Speaking during an interview with a domestic broadcaster, RBNZ assistant governor John McDermott caught the market offside as he noted the central bank’s willingness to engage in high level asset purchases if necessary, should another major financial crisis take place. So essentially, McDermott is referring to another RBNZ quantitative easing program.
RBNZ White Paper
The comments come on the back of a release of a research paper by the RBNZ highlighting the five options the bank has identified for dealing with any major economic shock, including quantitative easing. The paper basically highlights five unconventional policy approaches that the bank is willing to employ and is meant to reassure markets with the paper clearly stating that “there is no need to introduce unconventional monetary policies in New Zealand at this time”.
The bank was also keen to highlight that unlike other central banks such as the ECB, BOJ and the Fed, in the wake of the global financial crisis, the RBNZ didn’t need to resort to unconventional monetary policies to shore up the economy.
However, since the inflation has been persistently low and has dogged the economic outlook in the country and the traditional methods used by the bank so far, have been unable to get inflation back to target, which has raised concerns about how the bank would be able to deal with another financial markets shock. So, is another RBNZ quantitative easing program on the cards?
Commenting on the paper, McDermott said “this is all about planning for the future” and while there is “no imminent prospect” of needing to employ any of these strategies, “the probability of needing them at this point in the cycle is higher than it ever was in history” and consequently, “it would be silly of us not to be ready just in case”.
The five unconventional policies detailed by the RBNZ are as follows:
- Negative interest rates, with the bank willing to go as low as -0.75%
- Forward guidance, with the RBNZ making stronger moves to signal its intentions.
- QE: the RBNZ says it would consider large scale asset purchases including government and corporate bonds on the secondary market alongside potentially purchasing foreign bonds too. E.g. Another RBNZ quantitative easing program.
- Interest rate swaps. The RBNZ said it could use this method to influence broader rates
- Term lending facilities for banks. The RBNZ said it could lend to banks to guarantee them liquidity, against collateral
Elaborating on the options proposed, McDermott said that foreign experience suggests that the lower limit for the policy rate was around -0.75%, though he indicated a more likely level of -0.5% saying that having rates so low for too long would be detrimental o the health of the economy.

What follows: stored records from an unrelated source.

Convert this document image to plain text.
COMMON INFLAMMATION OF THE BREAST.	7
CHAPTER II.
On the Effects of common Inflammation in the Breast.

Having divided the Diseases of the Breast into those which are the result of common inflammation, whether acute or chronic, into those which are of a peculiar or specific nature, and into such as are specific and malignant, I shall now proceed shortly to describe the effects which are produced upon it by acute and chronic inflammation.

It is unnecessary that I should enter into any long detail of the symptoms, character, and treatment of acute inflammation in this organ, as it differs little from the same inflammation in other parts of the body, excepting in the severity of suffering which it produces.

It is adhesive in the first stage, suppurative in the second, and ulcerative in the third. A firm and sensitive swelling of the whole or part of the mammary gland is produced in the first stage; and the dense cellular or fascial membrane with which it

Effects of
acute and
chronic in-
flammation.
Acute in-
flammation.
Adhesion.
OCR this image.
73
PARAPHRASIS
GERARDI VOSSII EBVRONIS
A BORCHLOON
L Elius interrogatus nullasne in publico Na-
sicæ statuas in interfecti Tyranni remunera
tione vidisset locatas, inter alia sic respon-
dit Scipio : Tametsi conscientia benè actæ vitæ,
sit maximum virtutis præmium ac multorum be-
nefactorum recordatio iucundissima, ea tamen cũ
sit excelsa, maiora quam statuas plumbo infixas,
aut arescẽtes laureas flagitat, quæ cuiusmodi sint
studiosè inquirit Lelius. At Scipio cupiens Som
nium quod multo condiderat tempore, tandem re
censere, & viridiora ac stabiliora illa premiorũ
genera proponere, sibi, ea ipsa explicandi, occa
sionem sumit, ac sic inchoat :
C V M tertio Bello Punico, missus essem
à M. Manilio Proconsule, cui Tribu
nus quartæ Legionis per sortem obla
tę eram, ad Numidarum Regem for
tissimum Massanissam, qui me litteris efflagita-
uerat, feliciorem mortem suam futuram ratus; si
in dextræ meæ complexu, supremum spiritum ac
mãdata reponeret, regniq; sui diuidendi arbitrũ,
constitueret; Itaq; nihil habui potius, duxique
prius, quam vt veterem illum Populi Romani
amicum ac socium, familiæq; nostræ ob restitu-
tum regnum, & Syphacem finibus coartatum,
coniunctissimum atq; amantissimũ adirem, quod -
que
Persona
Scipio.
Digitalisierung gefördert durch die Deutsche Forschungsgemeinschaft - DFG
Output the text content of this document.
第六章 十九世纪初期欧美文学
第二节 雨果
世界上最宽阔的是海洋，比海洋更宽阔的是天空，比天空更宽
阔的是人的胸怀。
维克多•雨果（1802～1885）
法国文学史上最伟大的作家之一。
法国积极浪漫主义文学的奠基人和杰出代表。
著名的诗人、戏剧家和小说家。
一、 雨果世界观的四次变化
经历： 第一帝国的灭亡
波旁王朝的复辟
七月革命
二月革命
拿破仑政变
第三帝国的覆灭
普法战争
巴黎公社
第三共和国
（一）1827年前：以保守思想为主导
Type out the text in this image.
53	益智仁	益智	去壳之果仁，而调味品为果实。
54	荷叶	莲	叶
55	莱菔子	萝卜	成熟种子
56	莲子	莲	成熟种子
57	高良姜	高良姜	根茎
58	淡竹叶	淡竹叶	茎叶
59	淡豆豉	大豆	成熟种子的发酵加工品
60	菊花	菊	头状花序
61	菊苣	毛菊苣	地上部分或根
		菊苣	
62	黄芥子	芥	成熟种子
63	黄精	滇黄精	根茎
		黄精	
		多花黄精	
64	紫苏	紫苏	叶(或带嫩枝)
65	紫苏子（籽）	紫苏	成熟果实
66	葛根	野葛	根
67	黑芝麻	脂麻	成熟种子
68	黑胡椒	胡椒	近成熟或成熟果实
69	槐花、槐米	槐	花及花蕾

Referring to forward guidance, McDermott said that the bank is “well practised” though said that it would need to back up its commitments with asset purchases. In terms of asset purchases, McDermott said that the scale of government and corporate bond purchases would likely be limited to the relatively small size of the country’s financial markets. Consequently, the RBNZ could look to purchases bonds overseas with the intention of weakening the New Zealand Dollar.
As the country’s interest rate swaps market is relatively large and liquid, McDermott said that this channel could be used to influence broader interest rates without facing the same constraints as it would through bond purchases. Finally, McDermott said that offering banks loans against collateral could be an effective way to ensure liquidity doesn’t dry up and to ensure that borrowing costs stay low.
For now, NZDUSD remains trapped within the broad .67/68 – .74/.75 range which has framed price action over the last two years. Price is currently sitting on the rising. Price recently broke down through the long term rising trend line from 2015 lows, suggesting further downside might be coming.